If you’re buying a medieval helmet, then you would want it to be as historically on point as possible. It might not always be a big deal, however. For instance, if you require a helmet for fantasy-related purposes, it may not matter as much.
But for most of the buyers, it probably does matter. Many manufacturers don’t pay much attention to the era-specific details of the helmets they produce. For example, some helmets include modern-looking buckles that feel entirely out of place.
The helmet needs to look realistic, especially if you’re using it for shooting. Therefore, we put our effort into ensuring that our top picks provide that historical accuracy to prevent you from having any issues related to that.
Adjustability and Comfort
A significant portion of this section relies on the historical aspects, e.g., you shouldn’t be having a removable visor if helmets from that era did not. But some things will depend on the manufacturer, including things like padding and buckles.
This portion can have a noticeable impact on your experience of wearing the helmet. Having quality padding underneath the helmet is necessary, as it not only helps you stay away from hurting your head but also makes things more comfortable.
Therefore, try to check whether the product has a decent padded interior if you want the experience to be more enjoyable. And some helmets may not have them at all, depending on what you’re buying.
Fit and Adjustability
If you have worn such helmets before, you probably know that the fit could be an issue. And if that happens, you might have a hard time keeping it on your head, especially when moving.
Therefore, you might want to get something that comes with a buckle or strap to allow you to adjust it to your head. And it doesn’t necessarily need to look out of place, as many manufacturers create such mechanisms without losing its look.
Frequently Asked Questions
How do I recognize a medieval helmet?
The term medieval refers to the period around the 5th to 15th century, and that’s the primary reason behind the name. Therefore, all you need to know is whether the helmet design matches the units of that time to determine a medieval one.
Which is the best medieval helmet?
As you probably know by now, the medieval period wasn’t a short amount of time. Hence, there have been lots of different helmets – each of them was tweaked to be the best-suited option for its time. Some heavier, some lighter, some bigger – you can see why it’s a difficult question to answer.
Are armets and closed helmets the same?
Although people often confuse these two helmets because they share some similarities, they are not the same. Armets generally have two individual cheek plates that you can open sideways (or up) to get your head in, while close helmets have one unified piece that you hinge upwards.
Did all medieval helmets have padding?
Well, they didn’t always have paddings in the way that we imagine them now. In the early times of the medieval period, people often wore padded coifs to keep things light and comfortable. A few centuries later, many helmets had linings sewn into them.
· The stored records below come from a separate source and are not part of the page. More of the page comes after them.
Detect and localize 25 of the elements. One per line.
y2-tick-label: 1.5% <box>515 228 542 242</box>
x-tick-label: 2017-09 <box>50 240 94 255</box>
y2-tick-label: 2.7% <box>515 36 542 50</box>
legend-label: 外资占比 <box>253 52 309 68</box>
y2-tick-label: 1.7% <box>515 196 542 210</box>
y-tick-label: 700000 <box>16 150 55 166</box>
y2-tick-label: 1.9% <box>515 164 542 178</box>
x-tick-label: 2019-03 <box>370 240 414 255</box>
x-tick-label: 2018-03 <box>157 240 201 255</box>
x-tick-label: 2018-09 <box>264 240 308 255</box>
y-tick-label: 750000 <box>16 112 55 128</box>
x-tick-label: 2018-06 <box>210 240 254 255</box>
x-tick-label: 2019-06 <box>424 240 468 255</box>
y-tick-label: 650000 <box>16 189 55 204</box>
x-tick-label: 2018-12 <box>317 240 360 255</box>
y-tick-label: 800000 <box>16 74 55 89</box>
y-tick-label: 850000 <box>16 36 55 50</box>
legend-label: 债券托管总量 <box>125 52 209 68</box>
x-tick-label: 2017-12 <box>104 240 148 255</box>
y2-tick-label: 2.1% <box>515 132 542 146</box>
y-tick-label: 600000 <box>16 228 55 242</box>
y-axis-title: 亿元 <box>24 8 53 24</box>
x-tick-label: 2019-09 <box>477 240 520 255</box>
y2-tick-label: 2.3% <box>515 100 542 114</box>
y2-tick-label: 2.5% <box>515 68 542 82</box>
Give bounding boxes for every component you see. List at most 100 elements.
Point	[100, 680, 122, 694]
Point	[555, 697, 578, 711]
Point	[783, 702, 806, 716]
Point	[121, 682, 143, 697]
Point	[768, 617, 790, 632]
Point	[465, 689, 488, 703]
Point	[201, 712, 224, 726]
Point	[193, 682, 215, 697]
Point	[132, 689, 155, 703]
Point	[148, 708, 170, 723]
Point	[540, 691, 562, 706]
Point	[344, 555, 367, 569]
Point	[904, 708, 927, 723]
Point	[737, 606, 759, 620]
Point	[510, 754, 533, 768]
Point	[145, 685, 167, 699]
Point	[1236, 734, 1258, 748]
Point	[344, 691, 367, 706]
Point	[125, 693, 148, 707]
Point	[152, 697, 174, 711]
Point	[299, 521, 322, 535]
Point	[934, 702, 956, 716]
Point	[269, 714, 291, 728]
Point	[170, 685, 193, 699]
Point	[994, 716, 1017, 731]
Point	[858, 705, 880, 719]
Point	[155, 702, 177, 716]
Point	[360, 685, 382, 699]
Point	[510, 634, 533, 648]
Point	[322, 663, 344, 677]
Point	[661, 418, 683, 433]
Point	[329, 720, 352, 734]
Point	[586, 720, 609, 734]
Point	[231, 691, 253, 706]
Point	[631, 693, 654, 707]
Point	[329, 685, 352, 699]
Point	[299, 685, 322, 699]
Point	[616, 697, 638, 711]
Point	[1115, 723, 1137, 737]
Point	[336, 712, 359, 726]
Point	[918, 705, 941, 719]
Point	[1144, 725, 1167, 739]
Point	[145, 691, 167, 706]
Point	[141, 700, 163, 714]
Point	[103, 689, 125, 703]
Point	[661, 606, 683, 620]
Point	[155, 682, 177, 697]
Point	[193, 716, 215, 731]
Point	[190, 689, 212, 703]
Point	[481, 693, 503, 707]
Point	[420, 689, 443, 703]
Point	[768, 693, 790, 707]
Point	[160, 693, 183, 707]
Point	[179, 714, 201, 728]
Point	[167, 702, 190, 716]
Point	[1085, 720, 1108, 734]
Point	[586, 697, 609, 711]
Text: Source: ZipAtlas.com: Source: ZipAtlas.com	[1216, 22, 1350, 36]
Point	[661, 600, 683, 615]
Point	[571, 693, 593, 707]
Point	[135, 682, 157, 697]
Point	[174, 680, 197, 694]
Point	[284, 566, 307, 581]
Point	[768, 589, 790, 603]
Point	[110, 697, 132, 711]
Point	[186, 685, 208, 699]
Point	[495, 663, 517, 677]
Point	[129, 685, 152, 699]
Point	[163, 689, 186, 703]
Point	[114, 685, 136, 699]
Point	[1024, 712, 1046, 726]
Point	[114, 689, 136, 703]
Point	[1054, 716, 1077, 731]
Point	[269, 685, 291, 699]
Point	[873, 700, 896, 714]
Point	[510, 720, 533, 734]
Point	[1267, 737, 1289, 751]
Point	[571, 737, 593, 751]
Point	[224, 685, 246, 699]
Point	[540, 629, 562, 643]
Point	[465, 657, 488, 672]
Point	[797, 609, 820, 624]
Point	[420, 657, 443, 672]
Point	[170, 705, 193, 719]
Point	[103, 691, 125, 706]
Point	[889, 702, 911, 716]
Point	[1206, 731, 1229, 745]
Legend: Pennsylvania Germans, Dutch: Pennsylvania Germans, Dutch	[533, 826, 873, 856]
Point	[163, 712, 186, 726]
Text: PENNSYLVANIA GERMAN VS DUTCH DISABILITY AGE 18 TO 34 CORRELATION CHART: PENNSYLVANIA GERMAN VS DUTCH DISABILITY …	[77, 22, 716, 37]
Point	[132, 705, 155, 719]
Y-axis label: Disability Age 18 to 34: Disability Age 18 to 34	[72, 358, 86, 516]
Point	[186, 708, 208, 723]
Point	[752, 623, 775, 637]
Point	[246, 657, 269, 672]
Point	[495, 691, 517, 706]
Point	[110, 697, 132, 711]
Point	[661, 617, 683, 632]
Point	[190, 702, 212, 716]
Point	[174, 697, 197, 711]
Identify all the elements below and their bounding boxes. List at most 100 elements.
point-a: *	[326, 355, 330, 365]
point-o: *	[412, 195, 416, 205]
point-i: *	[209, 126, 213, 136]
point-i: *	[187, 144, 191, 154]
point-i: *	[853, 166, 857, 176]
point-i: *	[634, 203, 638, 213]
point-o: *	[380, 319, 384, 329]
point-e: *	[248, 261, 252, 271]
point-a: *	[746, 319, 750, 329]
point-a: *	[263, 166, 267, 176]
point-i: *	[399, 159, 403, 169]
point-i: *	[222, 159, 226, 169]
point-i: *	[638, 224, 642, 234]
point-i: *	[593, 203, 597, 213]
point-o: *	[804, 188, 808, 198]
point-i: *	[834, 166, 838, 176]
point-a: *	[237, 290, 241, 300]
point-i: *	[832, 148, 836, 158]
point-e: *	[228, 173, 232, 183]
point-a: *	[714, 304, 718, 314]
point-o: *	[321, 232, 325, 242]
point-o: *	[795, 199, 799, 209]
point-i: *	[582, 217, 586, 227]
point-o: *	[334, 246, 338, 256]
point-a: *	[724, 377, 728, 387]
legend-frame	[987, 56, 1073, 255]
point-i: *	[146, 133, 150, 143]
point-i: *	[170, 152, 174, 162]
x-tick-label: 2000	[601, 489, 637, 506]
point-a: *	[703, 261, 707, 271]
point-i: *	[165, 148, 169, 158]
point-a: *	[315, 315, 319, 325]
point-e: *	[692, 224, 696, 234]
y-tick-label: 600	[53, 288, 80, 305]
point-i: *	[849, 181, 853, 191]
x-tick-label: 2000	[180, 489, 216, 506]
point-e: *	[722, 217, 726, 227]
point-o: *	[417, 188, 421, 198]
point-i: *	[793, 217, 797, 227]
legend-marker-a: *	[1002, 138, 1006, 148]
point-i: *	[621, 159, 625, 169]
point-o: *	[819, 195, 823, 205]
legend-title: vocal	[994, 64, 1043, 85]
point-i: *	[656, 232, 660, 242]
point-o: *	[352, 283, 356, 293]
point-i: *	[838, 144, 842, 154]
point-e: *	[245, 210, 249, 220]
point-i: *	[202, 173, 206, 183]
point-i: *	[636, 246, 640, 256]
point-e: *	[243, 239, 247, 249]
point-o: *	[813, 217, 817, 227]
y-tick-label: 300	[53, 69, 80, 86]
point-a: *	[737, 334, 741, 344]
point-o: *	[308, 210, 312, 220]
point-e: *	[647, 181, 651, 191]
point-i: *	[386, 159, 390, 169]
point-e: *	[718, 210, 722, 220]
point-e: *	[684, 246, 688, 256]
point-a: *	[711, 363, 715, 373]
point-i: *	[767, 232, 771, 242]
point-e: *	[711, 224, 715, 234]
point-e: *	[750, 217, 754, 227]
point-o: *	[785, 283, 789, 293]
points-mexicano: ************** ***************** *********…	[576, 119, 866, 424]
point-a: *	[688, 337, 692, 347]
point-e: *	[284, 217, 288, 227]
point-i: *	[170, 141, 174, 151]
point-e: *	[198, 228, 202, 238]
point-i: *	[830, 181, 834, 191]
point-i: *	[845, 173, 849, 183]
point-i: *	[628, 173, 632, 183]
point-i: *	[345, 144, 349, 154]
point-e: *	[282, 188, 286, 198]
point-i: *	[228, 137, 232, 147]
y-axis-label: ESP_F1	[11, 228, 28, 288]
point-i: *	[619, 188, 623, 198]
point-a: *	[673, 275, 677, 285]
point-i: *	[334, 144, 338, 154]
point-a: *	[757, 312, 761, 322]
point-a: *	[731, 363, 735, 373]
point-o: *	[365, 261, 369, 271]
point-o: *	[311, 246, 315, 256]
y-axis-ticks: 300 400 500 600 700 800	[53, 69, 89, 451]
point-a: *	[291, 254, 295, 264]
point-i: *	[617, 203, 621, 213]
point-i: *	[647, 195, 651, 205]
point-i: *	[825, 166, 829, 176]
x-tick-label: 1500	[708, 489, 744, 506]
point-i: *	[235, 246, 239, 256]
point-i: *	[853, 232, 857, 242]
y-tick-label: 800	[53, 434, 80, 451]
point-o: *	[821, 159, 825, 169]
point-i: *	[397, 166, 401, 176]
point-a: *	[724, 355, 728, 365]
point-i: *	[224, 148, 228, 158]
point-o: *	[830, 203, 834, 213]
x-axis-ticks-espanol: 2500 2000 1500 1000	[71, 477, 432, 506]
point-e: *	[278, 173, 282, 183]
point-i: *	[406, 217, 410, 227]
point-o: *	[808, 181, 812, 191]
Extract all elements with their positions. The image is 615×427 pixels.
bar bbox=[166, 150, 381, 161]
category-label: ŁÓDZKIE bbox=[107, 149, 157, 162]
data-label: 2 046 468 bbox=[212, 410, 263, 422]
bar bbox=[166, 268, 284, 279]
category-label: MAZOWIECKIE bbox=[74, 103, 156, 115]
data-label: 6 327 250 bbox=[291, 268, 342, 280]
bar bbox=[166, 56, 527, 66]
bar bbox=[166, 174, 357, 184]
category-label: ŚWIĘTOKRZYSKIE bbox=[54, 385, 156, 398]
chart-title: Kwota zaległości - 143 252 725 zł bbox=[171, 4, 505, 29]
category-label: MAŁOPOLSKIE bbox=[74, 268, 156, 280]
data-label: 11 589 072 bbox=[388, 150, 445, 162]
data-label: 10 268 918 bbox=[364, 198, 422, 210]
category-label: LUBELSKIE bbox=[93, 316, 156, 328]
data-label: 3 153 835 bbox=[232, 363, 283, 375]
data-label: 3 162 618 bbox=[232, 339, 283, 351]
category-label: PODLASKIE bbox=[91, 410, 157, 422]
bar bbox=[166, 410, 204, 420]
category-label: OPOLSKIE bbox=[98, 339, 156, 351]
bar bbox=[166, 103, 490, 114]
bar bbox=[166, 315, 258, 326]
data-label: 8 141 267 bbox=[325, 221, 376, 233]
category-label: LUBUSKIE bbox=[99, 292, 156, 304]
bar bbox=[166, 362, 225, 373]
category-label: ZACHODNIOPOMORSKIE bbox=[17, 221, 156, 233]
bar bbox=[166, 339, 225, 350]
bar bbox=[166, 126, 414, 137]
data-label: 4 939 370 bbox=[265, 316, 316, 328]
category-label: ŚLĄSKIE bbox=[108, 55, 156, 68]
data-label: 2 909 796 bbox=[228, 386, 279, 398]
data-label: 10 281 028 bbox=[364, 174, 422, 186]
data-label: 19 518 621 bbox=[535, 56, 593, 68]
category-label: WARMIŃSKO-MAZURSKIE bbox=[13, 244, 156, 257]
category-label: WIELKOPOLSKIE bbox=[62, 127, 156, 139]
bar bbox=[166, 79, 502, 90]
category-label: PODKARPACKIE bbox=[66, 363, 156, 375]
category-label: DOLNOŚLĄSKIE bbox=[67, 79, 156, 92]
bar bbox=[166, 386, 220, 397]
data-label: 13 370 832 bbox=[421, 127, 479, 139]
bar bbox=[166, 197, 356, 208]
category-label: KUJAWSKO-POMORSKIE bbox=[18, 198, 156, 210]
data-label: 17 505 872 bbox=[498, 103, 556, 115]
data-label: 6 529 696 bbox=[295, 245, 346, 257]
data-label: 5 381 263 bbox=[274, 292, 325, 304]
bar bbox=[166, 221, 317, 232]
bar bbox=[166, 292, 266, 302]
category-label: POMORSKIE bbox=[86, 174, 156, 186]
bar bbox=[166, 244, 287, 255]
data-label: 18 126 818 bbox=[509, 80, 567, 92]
What was the most popular helmet in the medieval period?
There can be quite a few contenders for that title, depending on the time. For example – great helms, nasal helmets, armets, closed helmets, sallets, bascinets, and a few more. Not only the time but the geographical location also plays a role in popularity.
Be it for LARPing, shooting a short film or series, cosplaying, or as a passion – medieval helmets are fascinating. What makes them even better is their variation, but that also makes it hard to choose the best medieval helmet. The reviews above should help you with that.